Diamond Jubilee Weekend



Saturday 2nd June 2012

Today the Village showed off 10 Open Gardens and the scarecrow trail is underway!  Having a Village event like this is an excellent way to meet new people!  We aimed for the gardens of friends first and then branched out to some of the others, meeting the same people in different gardens! The gardens were lovely although some said this was the wrong time of year – very in-between with the Spring flowers finished and the Summer flowers not yet in full bloom.  But that didn’t stop people looking at the unusual, the well-known, the vege gardens, the orchards, the neat formal rose gardens and the nicely cut lawns! No pics I’m afraid (the English are a private lot and don’t like people taking photos of them or their things!) so that’s why I’ve included some pics of what’s come up in our garden!
I love poppies; their hairy stems and bowed buds! And this Apricot colour is lovely!
Foxgloves
Irises in the pond
Strawberries?
We have left our garden pretty much as it was when we moved here just eight months ago, to see what is going to come up each season – it’s a nice excuse anyway! We’ve had some lovely surprises! To my delight I’ve found red field poppies popping up, but unfortunately their delicate petals just don’t last long in the wind.  The dainty white, purple and pink ‘weeds’ (I think!) taking over huge tracts of garden space are so pretty. Someone said that weeds are all the plants you just don’t want in your garden! Blue irises growing in the pond (now devoid of fish probably due to a heron or cormorant’s hunger pangs) and lots of greenery of various shades make up a country garden look, for a while, until it starts to look untidy and frazzled at the edges!
Miniature rose in the front garden


Another kind of poppy! Nice & bright.
The humble buttercup!

A pink 'weed'?!
It was getting a little nippy by the 5pm closing time as we left our neighbours little garden but we met a couple we’d seen at other gardens obviously looking for our neighbours Open Garden sign. As we already knew they’d shut shop for the day and were preparing to traipse around hunting scarecrows, we invited 'new friends' in to ours for a cup of tea instead!  That’s how to meet new people!
An interestingly shaped pink flower!


A variety of Lavender!
One thing I now know I do want in my garden – Carnations. I used to grow Carnations in my Cape Town garden but discovered they were not easy to grow in KwaZulu Natal, so to find them growing in English gardens – no greenhouse necessary – is good. Now to find someone who’ll give me a cutting, and to decide where to put them!

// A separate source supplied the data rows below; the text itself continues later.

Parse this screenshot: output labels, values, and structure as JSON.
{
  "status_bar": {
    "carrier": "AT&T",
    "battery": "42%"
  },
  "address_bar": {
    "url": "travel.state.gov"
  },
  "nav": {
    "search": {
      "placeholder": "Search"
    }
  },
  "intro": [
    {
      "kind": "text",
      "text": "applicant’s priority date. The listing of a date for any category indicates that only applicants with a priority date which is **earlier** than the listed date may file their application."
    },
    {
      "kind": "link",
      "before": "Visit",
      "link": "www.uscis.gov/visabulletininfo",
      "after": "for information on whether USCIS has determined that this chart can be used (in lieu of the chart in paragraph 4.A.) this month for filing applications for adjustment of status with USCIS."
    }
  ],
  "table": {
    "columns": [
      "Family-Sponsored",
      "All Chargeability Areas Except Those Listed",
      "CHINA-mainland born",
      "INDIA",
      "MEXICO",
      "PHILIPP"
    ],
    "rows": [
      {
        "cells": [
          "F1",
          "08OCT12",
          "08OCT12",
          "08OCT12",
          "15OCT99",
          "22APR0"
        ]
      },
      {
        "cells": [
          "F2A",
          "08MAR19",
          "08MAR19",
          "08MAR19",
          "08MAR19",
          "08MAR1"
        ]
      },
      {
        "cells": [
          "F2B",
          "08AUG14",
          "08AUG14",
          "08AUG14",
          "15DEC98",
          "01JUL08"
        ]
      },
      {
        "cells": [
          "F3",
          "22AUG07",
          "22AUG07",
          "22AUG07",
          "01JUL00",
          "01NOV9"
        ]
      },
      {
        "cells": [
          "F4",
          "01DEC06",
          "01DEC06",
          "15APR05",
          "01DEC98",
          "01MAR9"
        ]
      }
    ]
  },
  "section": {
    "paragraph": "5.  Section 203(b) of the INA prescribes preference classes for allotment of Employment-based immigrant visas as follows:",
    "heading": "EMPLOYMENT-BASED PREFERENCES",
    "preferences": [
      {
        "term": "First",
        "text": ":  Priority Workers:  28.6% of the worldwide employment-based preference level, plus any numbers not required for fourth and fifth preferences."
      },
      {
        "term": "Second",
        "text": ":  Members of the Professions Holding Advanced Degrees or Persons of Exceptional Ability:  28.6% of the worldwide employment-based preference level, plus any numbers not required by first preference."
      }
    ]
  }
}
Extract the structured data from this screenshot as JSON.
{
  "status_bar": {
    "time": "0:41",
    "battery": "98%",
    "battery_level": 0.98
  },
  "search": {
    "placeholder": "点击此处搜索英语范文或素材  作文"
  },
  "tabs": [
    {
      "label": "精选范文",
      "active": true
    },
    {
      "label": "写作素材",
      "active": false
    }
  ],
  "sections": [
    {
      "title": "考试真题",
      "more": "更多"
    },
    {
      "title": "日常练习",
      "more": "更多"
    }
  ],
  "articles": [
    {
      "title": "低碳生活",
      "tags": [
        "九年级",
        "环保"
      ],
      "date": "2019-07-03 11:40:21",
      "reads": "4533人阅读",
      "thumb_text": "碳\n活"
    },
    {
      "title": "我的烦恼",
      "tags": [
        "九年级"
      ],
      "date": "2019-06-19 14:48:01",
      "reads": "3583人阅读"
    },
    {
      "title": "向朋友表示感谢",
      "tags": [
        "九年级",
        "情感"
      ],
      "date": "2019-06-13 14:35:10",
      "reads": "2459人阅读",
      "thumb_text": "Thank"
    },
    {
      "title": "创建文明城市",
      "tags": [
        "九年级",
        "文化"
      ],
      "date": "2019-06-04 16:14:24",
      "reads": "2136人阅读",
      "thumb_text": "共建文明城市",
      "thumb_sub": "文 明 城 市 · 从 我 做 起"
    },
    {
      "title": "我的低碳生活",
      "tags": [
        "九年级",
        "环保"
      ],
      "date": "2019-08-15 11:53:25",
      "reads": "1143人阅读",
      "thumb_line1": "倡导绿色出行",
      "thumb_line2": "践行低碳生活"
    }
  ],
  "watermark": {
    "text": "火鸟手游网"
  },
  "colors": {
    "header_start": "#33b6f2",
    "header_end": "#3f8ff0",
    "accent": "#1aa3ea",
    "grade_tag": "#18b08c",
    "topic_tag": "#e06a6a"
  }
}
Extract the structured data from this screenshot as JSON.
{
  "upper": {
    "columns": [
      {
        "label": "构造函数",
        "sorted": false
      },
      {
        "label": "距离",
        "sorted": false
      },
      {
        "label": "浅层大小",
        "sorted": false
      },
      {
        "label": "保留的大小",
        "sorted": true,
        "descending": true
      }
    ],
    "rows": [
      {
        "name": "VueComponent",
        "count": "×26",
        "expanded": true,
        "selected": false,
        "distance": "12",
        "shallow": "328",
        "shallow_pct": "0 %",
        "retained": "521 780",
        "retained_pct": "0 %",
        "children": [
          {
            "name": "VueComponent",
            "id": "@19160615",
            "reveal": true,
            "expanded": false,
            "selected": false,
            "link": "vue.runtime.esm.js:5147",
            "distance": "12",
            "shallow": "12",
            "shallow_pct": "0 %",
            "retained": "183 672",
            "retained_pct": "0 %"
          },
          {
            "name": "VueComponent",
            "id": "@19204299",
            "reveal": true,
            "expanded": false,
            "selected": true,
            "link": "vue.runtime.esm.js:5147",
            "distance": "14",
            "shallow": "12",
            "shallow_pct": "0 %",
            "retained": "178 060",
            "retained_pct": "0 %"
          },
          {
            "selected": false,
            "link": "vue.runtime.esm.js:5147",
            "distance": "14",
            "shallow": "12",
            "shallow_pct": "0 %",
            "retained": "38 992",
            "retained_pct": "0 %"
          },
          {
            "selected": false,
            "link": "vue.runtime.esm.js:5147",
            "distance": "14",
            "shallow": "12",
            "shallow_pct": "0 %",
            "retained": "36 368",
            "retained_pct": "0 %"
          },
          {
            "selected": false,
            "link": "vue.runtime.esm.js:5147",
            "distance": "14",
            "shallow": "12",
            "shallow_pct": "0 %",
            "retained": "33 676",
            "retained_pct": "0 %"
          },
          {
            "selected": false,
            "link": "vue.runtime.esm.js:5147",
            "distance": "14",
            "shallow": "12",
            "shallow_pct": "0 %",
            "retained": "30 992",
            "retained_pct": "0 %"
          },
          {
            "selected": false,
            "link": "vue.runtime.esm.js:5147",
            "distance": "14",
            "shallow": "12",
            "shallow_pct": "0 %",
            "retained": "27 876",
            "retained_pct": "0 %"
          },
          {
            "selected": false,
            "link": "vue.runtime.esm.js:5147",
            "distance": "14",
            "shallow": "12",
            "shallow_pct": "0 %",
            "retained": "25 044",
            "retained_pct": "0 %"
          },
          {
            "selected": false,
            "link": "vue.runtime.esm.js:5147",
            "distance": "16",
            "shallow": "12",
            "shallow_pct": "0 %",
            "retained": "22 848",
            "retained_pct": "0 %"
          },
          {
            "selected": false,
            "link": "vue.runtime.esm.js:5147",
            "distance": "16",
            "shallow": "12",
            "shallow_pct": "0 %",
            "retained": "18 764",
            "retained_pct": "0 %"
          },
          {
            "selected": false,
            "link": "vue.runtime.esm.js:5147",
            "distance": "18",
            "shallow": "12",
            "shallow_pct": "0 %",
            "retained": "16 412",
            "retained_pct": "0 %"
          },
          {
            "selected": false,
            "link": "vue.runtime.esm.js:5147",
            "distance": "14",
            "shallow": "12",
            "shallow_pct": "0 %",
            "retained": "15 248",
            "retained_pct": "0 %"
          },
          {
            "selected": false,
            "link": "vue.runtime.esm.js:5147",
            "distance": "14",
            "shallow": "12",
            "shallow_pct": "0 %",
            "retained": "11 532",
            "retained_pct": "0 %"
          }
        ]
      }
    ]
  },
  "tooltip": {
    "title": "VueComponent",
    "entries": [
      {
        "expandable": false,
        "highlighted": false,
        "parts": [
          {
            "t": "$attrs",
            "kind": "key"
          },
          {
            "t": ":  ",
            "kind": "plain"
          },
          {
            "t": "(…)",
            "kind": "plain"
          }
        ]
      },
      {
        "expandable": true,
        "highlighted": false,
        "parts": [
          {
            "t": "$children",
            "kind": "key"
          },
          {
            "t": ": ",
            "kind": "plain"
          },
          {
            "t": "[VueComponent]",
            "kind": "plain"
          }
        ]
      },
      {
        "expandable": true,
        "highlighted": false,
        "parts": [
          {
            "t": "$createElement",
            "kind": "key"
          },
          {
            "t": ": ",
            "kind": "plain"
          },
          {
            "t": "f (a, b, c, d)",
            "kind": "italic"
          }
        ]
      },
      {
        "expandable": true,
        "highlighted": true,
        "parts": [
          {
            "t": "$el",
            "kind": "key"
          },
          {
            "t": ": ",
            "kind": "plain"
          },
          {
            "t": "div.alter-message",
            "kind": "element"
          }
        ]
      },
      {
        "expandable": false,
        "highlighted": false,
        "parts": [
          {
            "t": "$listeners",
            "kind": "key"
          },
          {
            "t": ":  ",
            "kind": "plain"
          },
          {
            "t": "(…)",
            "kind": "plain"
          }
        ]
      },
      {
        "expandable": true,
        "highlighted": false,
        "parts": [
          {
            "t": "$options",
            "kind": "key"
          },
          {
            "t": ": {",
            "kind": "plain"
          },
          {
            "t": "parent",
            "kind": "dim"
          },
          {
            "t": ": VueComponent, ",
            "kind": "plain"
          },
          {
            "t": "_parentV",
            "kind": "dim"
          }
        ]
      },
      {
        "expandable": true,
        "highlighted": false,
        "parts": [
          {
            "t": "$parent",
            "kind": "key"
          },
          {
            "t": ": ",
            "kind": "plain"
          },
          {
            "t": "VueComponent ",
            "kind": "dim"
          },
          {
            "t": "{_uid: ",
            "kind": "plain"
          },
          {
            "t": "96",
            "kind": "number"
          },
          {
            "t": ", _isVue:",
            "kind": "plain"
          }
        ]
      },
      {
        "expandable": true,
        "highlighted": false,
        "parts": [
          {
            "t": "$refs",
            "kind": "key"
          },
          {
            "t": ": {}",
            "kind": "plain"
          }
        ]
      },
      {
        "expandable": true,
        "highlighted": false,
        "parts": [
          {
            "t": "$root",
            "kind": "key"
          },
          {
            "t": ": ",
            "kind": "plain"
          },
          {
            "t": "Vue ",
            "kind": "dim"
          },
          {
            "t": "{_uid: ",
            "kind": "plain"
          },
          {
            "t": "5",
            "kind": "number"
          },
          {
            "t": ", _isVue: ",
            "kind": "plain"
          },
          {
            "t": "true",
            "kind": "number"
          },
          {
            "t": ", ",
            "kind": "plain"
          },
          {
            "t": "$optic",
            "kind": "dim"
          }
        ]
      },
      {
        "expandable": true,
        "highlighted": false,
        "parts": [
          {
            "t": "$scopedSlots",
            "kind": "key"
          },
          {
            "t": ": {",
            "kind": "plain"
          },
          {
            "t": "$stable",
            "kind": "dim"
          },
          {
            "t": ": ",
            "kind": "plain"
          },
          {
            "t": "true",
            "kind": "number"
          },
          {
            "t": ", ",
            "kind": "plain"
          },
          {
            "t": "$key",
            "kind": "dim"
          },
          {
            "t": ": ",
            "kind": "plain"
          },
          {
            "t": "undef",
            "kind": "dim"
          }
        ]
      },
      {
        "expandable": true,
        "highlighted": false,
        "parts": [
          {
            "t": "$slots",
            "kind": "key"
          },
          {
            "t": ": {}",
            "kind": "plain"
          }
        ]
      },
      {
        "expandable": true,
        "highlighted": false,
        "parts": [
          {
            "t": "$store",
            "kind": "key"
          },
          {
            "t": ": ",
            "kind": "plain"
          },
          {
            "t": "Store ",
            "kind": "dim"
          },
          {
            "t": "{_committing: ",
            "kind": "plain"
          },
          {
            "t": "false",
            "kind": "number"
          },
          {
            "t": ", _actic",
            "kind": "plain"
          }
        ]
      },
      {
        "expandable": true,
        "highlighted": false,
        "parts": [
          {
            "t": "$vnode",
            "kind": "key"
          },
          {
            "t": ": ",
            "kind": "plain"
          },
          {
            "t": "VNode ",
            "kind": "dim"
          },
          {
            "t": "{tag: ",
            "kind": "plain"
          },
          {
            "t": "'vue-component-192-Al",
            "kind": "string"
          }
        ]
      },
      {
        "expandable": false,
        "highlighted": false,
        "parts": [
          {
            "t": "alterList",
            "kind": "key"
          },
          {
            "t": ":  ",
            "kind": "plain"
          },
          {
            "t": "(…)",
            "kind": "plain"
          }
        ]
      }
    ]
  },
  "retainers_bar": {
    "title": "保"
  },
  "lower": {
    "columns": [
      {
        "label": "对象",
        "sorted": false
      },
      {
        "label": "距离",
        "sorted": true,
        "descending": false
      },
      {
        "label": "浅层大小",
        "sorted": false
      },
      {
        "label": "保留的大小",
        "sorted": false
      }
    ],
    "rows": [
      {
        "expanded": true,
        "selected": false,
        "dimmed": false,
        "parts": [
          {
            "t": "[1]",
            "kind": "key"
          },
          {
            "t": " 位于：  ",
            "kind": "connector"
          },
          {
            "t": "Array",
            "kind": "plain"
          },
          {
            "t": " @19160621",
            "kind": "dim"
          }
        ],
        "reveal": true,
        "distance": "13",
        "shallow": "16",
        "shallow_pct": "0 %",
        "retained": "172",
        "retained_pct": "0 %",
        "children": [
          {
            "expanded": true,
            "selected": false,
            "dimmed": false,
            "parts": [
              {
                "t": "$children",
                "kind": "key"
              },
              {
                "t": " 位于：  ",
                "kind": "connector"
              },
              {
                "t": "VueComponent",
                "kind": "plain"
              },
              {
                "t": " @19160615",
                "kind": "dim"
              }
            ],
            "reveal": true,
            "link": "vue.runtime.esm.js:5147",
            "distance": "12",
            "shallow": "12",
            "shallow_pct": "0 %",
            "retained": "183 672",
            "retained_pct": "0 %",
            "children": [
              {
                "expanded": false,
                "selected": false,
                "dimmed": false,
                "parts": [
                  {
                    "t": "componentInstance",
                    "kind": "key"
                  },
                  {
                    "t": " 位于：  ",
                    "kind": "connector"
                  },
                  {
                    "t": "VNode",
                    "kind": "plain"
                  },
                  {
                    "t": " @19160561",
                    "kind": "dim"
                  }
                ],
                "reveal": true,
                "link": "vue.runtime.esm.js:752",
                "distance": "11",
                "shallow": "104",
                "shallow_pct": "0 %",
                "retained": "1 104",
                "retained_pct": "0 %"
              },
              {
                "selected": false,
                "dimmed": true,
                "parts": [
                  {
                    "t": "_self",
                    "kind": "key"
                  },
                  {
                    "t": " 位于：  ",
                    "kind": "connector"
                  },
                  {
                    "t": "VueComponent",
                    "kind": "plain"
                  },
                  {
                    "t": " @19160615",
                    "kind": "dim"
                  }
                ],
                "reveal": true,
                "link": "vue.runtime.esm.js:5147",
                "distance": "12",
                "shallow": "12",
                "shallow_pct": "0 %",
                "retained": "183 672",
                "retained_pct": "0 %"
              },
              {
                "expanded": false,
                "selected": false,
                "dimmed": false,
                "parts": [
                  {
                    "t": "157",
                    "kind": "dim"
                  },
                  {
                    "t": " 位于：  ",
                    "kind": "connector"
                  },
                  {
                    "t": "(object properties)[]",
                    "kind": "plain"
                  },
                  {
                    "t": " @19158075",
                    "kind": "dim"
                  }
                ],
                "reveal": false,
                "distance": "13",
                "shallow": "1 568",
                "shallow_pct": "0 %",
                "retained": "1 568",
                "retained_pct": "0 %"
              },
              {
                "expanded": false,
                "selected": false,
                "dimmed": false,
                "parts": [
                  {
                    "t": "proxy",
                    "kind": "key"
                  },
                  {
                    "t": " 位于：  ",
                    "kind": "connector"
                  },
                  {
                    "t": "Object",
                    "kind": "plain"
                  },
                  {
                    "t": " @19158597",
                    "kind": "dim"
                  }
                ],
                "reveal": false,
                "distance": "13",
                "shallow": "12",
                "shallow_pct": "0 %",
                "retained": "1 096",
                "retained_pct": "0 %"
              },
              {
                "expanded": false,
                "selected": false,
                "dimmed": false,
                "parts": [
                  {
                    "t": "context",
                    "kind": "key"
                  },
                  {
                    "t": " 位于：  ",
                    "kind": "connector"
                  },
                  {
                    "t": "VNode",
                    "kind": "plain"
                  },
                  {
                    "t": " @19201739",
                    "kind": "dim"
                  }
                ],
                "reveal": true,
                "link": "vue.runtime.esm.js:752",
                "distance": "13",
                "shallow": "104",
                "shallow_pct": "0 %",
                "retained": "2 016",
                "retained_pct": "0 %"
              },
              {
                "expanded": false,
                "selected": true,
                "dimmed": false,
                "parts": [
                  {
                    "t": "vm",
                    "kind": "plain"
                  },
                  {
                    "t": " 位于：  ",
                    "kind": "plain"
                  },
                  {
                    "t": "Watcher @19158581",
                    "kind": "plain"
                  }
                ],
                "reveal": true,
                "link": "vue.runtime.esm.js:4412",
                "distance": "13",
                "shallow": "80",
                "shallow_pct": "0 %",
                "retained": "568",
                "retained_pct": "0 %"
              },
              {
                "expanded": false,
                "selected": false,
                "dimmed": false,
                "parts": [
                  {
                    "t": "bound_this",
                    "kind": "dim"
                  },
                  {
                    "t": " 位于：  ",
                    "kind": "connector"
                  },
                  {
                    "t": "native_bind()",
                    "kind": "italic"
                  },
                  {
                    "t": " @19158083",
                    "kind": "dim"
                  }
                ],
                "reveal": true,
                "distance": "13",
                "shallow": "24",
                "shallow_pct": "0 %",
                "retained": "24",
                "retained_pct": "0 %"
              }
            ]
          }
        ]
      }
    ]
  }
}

As for the scarecrows (sorry, again no photos), there was a chimney sweep scarecrow at the chimney sweep’s house, a “Hamish Willie-uhhms” complete with bagpipes at the Scottish lady’s house, a traditional potato farmer at the potato farmer's house, and I believe the winning scarecrow was “Liz and her Corgies!” which we might get round to seeing tomorrow. And of course an assortment of others at gates and on street corners!